Lulang Forest Sea (鲁朗林海; ), located in Lulang Town, Nyingchi Prefecture, Tibet Autonomous Region, China, is a high-altitude coniferous forest and alpine meadow ecosystem spanning approximately 30 km^{2} at elevations of 2,800–4,300 meters. Situated along the Sichuan-Tibet Highway (G318), it lies 70 km east of Bayi District and forms part of the eastern Himalayas' biodiversity hotspot.

== Management ==
The area is renowned for its dense stands of Abies georgei (George's fir) and Picea likiangensis (Lijiang spruce), interspersed with rhododendron shrubs that bloom vibrantly in May–June. It hosts endangered species, including the red panda (Ailurus fulgens) and blood pheasant (Ithaginis cruentus). Hydrologically, it feeds the Nyang River, a major tributary of the Yarlung Tsangpo (Brahmaputra).

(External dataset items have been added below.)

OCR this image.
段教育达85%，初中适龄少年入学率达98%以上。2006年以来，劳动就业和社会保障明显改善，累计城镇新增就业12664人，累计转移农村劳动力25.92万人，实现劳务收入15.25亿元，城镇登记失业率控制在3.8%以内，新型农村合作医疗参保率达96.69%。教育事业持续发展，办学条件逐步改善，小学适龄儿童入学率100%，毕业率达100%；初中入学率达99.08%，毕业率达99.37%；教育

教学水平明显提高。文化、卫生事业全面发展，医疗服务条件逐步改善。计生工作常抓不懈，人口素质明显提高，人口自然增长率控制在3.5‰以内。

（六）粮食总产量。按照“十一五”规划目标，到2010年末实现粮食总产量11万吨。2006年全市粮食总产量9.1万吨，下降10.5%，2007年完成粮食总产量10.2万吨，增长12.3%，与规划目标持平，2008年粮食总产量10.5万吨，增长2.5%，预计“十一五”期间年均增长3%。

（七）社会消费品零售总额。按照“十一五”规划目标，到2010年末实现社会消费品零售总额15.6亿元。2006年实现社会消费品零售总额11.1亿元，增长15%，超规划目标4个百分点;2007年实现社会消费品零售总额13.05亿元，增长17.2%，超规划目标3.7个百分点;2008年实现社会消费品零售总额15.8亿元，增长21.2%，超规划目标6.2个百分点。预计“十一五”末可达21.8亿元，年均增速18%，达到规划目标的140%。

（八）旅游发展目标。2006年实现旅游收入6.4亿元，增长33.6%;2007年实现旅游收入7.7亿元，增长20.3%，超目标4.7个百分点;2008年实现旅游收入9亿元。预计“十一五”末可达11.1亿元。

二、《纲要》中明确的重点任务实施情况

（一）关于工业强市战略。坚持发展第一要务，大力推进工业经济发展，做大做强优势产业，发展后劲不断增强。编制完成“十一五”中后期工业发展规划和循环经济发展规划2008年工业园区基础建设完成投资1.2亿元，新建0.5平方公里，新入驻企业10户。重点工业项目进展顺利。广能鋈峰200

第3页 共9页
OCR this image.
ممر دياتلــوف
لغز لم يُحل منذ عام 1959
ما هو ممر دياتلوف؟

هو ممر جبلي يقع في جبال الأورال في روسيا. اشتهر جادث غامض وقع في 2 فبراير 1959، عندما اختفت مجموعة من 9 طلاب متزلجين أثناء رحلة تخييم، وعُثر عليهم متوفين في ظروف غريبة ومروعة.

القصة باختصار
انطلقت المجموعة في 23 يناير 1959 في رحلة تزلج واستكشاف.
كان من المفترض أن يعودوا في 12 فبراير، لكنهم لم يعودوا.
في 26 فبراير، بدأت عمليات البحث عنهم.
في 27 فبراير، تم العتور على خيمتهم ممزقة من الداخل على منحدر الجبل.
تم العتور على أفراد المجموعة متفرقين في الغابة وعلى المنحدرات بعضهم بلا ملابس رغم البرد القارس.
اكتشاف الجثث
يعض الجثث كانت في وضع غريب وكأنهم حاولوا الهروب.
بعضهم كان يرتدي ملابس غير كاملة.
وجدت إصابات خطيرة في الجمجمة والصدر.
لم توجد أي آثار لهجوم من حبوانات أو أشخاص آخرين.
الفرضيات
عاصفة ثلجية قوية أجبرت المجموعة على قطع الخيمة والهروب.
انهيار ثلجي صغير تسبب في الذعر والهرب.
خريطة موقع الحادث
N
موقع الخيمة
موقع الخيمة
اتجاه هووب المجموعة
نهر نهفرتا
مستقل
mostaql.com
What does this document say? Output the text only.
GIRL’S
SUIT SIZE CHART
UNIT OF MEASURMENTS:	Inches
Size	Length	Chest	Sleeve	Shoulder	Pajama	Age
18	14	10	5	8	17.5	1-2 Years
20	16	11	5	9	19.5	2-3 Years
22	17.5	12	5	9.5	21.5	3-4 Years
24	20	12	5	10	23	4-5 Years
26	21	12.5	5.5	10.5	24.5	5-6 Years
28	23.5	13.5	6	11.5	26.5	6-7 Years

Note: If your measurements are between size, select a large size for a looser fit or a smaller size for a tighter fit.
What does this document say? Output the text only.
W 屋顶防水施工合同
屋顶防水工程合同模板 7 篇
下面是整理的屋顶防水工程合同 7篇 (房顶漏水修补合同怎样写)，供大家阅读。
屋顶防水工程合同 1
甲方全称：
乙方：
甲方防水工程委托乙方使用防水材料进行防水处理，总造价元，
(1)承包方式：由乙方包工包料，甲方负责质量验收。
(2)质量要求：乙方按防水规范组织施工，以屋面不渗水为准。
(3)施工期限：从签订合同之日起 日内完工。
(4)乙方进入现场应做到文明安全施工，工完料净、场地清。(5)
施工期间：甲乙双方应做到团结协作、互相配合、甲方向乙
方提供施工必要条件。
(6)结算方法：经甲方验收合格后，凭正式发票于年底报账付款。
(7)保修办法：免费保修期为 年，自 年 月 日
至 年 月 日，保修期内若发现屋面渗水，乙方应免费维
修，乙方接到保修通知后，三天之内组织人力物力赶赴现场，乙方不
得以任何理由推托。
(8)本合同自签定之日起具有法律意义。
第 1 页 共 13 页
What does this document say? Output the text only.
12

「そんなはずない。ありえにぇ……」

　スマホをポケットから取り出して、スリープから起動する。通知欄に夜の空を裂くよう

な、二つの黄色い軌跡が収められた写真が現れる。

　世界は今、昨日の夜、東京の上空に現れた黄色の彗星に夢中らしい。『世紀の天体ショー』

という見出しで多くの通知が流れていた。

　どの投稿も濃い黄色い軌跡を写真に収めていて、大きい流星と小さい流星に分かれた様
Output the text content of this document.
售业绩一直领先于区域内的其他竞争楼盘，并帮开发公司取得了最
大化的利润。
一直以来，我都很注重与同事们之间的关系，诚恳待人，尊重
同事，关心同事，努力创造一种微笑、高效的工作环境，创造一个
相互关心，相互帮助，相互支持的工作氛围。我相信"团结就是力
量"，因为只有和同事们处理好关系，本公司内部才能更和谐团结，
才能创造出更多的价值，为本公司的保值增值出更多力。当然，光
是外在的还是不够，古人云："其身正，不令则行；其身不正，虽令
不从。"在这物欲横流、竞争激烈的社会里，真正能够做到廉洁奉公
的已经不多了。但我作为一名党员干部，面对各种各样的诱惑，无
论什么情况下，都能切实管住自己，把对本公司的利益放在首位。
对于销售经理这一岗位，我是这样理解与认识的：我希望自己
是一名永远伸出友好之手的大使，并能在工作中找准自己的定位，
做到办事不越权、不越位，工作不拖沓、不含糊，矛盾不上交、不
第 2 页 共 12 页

Designated a National Forest Park in 2011, Lulang integrates conservation with eco-tourism. Facilities include elevated boardwalks to minimize ecological impact and viewpoints like Sekyila Pass, offering vistas of Mount Namcha Barwa (7,782 m). Visitor numbers are capped at 2,000 daily during peak seasons (April–October) to preserve fragile soils.

Local Monpa and Tibetan communities participate in park management through China's "ecological guardianship" program, which trains residents as forest rangers and guides.